Adults feel the stress of modern loving and all the pressures it brings to bear and so, too, do children – facing stressful feelings from having to deal with bullying, sibling rivalry and playground fights as well as coping with their schoolwork.
And often children react differently to stressful situations from adults and they, too, sometimes find it hard to communicate their feelings – particularly if they see an adult as being at the root of their anxiety.
Working with children during clinical hypnotherapy, said eminent child hypnotherapist Lynda Hudson was ‘rewarding, not always fun and sometimes challenging’.
Speaking at the National Council for Hypnotherapy’s annual Extravaganza in London, The Beckenham,-based therapist said the secret in effective treatment of children was to keep things simple and focus on a solutions approach which was less harmful than delving in to the past.
Paul White, a fellow of the NCH, has helped many children increase their confidence, start to do their homework, go to school, and even improve their marks at school.

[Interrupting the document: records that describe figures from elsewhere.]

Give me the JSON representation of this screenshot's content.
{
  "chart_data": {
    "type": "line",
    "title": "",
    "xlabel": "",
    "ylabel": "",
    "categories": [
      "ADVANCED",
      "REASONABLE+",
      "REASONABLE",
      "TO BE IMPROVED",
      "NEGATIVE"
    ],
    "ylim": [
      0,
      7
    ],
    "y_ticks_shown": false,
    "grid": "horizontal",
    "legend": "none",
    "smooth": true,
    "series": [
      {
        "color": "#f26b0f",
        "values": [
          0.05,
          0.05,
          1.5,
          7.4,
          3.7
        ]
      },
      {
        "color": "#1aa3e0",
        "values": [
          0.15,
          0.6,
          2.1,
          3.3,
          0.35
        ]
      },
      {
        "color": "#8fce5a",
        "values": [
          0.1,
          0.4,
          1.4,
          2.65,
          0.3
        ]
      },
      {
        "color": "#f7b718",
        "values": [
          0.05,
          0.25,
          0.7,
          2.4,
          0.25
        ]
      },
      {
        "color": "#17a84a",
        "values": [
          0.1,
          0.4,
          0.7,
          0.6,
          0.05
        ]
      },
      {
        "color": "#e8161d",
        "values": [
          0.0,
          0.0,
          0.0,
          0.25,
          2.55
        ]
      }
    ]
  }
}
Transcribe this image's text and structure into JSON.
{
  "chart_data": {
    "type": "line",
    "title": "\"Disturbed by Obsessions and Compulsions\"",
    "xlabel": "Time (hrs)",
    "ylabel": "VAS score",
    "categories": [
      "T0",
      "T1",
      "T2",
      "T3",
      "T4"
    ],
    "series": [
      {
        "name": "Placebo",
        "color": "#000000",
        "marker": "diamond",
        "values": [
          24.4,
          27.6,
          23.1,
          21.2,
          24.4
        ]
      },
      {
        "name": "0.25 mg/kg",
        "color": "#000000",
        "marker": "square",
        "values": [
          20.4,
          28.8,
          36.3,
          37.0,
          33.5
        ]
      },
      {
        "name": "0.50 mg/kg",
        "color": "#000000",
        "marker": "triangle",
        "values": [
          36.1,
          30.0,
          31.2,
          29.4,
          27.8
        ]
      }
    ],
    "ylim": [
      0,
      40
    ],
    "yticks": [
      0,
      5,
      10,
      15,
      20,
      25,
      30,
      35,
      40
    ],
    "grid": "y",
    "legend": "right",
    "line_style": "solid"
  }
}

He has also helped them with many other problems, like thumb sucking, bed wetting, nightmares, stealing, anger, aggression, and low self-esteem, separation anxiety, bereavement, food related problems and many other issues.
Hypnotherapy is effective for young children and teenagers too.
A study conducted in 2007 showed that hypnotherapy helped psychological treatment in reducing anxiety and feelings of helplessness in students. The effects of hypnotherapy were found to be greater than those of more traditional relaxation techniques, in the research which was conducted at Hampshire Hypnotherapy Centre, and presented to the British Psychological Society.
David Byron, a senior specialist educational psychologist for Hampshire County Council, said hypnotherapy could also be useful to help with a number of other treatments, and that he would like to see the Child and Adolescent Mental Health Services nationwide employing people to offer a hypnotherapy service to patients.
Hypnotherapy, says the NCH, works with the subconscious mind to bring about behavioural change.
“Hypnosis is really natural state of mind and is an important part of everyday life,” says the NCH.
“Whenever our mind wanders, daydreams or is focused on something, such as reading a book, driving a familiar route, watching a film we are in a state of hypnosis.”
Hypnotherapy on children often shows that they respond to hypnotherapy far better than adults do. After all, children love to daydream and for much of the time are in a relaxed state or trance.
Lynda Hudson stressed that children are very suggestible and have immense resources and can use their imaginations well, as they enjoy visualising and using their creative strengths.
She added it was important to involve family members in the solution as parents could often have issues which might impact on the child or have a differing opinion on the scale of the problem.
Quite often, in treating children, she said she did not need or use the trance state and questioning, thinking and discussing the problem was a major part of the solution-focused treatment.